Insurge-se a Recorrente contra a decisão recorrida por, alegadamente, padecer de erro de julgamento na interpretação e aplicação do direito, alegando, fundamentalmente, que «a sentença é ilegal e deve, por isso, ser substituída por outra que faça à recorrente justiça».

Sustenta, por seu turno, o DMMP junto deste Tribunal que as conclusões recursivas devem ser julgadas improcedentes e, em consequência, ser mantida na ordem jurídica a sentença recorrida.


Apreciemos.

Adiantando, desde já, a nossa posição, entendemos que não tem razão a Recorrente.

Senão vejamos.

Comecemos por dilucidar o regime jurídico-fiscal aplicável em sede de motivação da oposição à execução fiscal nos termos e para os efeitos do n.º1 do art.º 204.º do CPPT.

No art.º 204.º, n.º 1 do CPPT encontra-se previsto o elenco dos fundamentos de oposição à execução fiscal, o qual é taxativo como se depreende do uso do advérbio «» no corpo deste número. E a utilização desta expressão pelo legislador teve como deliberado propósito consagrar um elenco fechado de fundamentos que podem ser utilizados para substanciar a oposição à execução fiscal.

Assim, a acima citada norma, com a epígrafe «Fundamentos da oposição à execução», preceitua o seguinte:
«1 - A oposição só poderá ter algum dos seguintes fundamentos:
a) Inexistência do imposto, taxa ou contribuição nas leis em vigor à data dos factos a que respeita a obrigação ou, se for o caso, não estar autorizada a sua cobrança à data em que tiver ocorrido a respetiva liquidação;
b) Ilegitimidade da pessoa citada por esta não ser o próprio devedor que figura no título ou seu sucessor ou, sendo o que nele figura, não ter sido, durante o período a que respeita a dívida exequenda, o possuidor dos bens que a originaram, ou por não figurar no título e não ser responsável pelo pagamento da dívida;
c) Falsidade do título executivo, quando possa influir nos termos da execução;
d) Prescrição da dívida exequenda;
e) Falta da notificação da liquidação do tributo no prazo de caducidade;
f) Pagamento ou anulação da dívida exequenda;
g) Duplicação de coleta;
h) Ilegalidade da liquidação da dívida exequenda, sempre que a lei não assegure meio judicial de impugnação ou recurso contra o ato de liquidação;
i) Quaisquer fundamentos não referidos nas alíneas anteriores, a provar apenas por documento, desde que não envolvam apreciação da legalidade da liquidação da dívida exequenda, nem representem interferência em matéria de exclusiva competência da entidade que houver extraído o título.
2 - A oposição nos termos da alínea h), que não seja baseada em mera questão de direito, reger-se-á pelas disposições relativas ao processo de impugnação.».

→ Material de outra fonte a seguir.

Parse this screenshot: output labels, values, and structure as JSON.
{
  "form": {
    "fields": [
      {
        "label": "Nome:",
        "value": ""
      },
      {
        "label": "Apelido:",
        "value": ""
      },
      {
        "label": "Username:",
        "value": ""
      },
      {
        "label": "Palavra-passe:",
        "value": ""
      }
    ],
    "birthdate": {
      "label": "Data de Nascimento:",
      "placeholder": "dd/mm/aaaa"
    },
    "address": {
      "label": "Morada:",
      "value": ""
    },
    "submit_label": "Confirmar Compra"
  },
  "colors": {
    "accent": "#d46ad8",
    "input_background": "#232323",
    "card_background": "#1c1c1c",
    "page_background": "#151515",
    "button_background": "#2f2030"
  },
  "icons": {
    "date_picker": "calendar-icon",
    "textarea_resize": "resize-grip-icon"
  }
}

Esta taxatividade dos fundamentos de oposição não implica uma restrição aos direitos fundamentais de acesso aos tribunais, à tutela jurisdicional efetiva e ao recurso contencioso, uma vez que a impugnação de atos lesivos, designadamente de atos de liquidação, é permitida sempre que a lei não assegurar um meio de os impugnar contenciosamente, como expressamente refere a alínea h) do n.º 1 do art.º 204.º do CPPT. Neste sentido, veja-se Jorge Lopes de Sousa in Código de Procedimento e de Processo Tributário, Vol. III, 6ª Edição, 2011, pág. 411.

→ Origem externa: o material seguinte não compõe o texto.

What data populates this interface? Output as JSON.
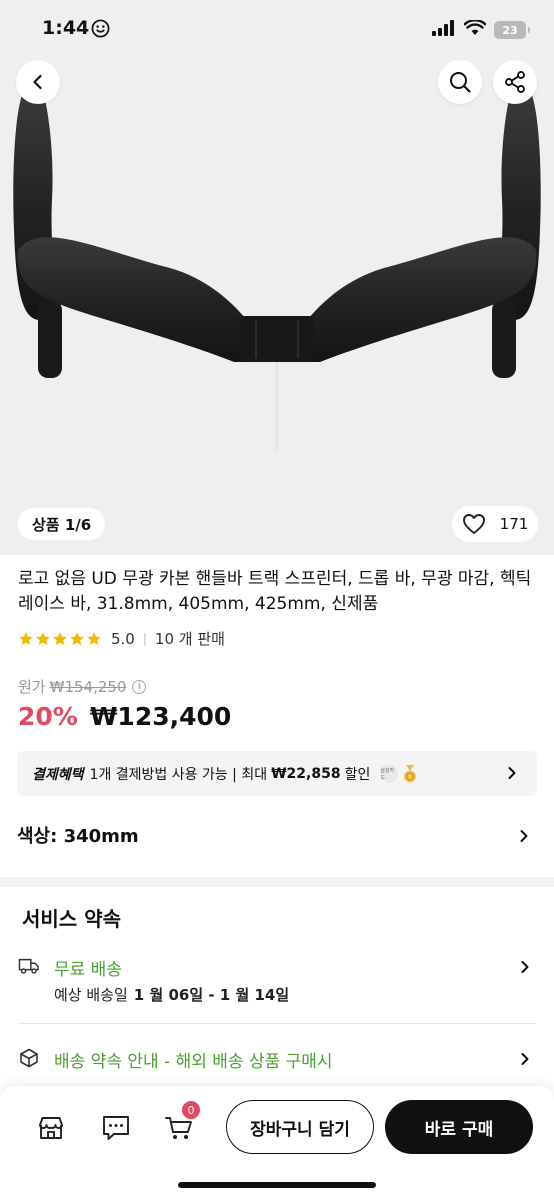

Por isso, o carácter taxativo dos fundamentos de oposição não consubstancia uma restrição daqueles direitos, mas sim um seu condicionamento, que não é proibido pela Constituição da República Portuguesa («CRP»), e é motivado, sobretudo, pelo desiderato de celeridade na execução fiscal. Quer isto significar que, como regra, não pode discutir-se na oposição à execução fiscal a legalidade do crédito exequendo, que só pode sê-lo pelos meios próprios legalmente previstos, a utilizar dentro dos prazos respetivos. Na execução fiscal, como regra, apenas se discute a exigibilidade do tributo, que foi liquidado em momento anterior e que funda a instauração e prosseguimento da ação contra o visado.

Assim sendo, a oposição à execução fiscal só pode ter como causa de pedir o facto ou factos subsumíveis em alguma das alíneas do art.º 204.º, n.º 1 do CPPT.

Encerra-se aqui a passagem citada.